Zunächst war im Frühjahr das erste Vergleichsangebot abgelehnt worden. Anfang September hatte Kärnten dann den Gläubigern eine nachgebesserte Offerte gemacht, wonach die Inhaber besicherter Anleihen rund 90 Prozent ihrer Forderungen zurückbekommen, die von nachrangigen Papieren rund 45 Prozent.
Über die Heta werden die Schulden der früheren Kärntner Bank Hypo Alpe Adria abgewickelt. Kärnten hat Garantien für Heta-Anleihen von rund 11 Mrd. € übernommen, ist aber nach eigenen Angaben nicht in der Lage, die Schulden komplett zu begleichen. Da das erste Kompromissangebot mit den Gläubigern zunächst scheiterte, drohte dem Land die Pleite.
Unter den Geldgebern befinden sich zahlreiche deutsche Banken und Versicherer, darunter die FMS Wertmanagement, die Abwicklungsanstalt der Hypo Real Estate (HRE), sowie die Deutsche Bank, die Commerzbank, die Dexia Kommunalbank und die HSH Nordbank. Da sie 2015 auf Druck der Europäischen Zentralbank (EZB) die Hälfte des Wertes ihrer Heta-Papiere abschreiben mussten, werden sie nun in der Lage sein, Rückstellungen aufzulösen und ihre Bilanz aufzuhübschen.
IWF dämpft Erwartungen
Der Internationale Währungsfonds (IWF) hat die allgemeinen Erwartungen für die Entwicklung der Weltwirtschaft gedämpft. Insbesondere die Situation in den USA und der anstehende Brexit drücken auf das globale Wachstum, wie es in dem jüngsten "World Economic Outlook" heißt.
Darin subsummiert der Fonds die Brexit-Entscheidung der Briten vom Juni als Teil einer globalen Bewegung zugunsten wirtschaftlicher Abschottung. Beim Handel "die Uhr zurückzudrehen" würde aber "die derzeitige Flaute der Weltwirtschaft nur verstärken und vertiefen", warnt der IWF.
Die Popularität protektionistischer Maßnahmen offenbart sich nach Beobachtungen des Fonds auch im US-Präsidentschaftswahlkampf.

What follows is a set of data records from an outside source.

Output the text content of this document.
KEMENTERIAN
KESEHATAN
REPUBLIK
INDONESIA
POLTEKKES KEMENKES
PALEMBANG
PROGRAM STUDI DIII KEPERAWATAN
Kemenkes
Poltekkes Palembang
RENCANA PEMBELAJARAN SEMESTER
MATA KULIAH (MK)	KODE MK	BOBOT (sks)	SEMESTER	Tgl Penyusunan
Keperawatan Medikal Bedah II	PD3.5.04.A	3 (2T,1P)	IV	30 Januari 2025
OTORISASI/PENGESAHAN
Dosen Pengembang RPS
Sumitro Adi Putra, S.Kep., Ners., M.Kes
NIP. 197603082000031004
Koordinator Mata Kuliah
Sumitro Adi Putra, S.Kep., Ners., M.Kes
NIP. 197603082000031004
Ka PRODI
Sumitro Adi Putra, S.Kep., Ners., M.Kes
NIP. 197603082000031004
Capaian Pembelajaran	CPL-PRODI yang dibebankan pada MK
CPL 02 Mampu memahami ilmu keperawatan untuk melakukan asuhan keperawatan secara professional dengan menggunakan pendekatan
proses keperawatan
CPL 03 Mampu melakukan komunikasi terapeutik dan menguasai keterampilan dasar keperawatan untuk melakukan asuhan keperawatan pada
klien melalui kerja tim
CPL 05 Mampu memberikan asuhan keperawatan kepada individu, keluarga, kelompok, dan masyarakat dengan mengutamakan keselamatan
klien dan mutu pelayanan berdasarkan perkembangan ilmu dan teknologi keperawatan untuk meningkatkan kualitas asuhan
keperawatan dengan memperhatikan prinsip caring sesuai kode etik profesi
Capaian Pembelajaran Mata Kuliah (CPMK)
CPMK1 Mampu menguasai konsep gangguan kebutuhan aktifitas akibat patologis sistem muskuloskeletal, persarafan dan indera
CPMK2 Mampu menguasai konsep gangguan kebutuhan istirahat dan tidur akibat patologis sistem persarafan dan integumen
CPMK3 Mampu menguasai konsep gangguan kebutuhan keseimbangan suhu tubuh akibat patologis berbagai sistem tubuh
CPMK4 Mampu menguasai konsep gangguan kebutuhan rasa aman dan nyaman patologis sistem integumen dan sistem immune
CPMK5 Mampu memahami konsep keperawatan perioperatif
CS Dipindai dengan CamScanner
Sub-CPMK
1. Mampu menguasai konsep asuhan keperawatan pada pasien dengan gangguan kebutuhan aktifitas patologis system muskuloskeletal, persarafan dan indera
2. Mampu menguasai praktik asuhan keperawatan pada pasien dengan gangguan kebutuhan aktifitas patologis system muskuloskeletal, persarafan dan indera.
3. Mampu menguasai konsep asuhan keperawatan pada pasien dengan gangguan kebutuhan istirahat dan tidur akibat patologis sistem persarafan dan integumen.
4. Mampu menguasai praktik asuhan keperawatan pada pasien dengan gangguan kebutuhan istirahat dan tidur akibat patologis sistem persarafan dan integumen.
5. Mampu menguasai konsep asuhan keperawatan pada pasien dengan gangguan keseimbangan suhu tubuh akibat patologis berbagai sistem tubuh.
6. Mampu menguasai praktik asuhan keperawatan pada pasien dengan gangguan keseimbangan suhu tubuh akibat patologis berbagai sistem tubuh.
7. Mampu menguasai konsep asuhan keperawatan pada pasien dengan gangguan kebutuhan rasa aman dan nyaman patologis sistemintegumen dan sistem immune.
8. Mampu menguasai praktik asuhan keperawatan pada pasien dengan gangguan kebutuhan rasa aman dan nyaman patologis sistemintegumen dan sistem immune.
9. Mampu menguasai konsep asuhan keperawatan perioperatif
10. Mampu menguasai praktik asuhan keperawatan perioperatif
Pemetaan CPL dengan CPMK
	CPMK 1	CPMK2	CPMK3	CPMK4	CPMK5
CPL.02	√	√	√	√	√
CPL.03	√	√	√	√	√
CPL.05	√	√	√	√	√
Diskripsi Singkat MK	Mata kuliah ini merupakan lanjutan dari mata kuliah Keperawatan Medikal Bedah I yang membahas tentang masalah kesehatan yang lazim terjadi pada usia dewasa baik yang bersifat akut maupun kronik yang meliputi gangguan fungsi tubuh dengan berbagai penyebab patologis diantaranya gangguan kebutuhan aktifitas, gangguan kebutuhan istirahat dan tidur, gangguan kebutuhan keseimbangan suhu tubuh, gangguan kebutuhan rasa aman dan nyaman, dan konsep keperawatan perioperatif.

So hat der republikanische US-Präsidentschaftskandidat Donald Trump angekündigt, sämtliche von den USA abgeschlossenen Handelsabkommen neu verhandeln zu wollen. Die Demokratin Hillary Clinton wandte sich ihrerseits gegen das bereits fertig ausgehandelte TPP-Abkommen mit elf Staaten aus dem pazifischen Raum.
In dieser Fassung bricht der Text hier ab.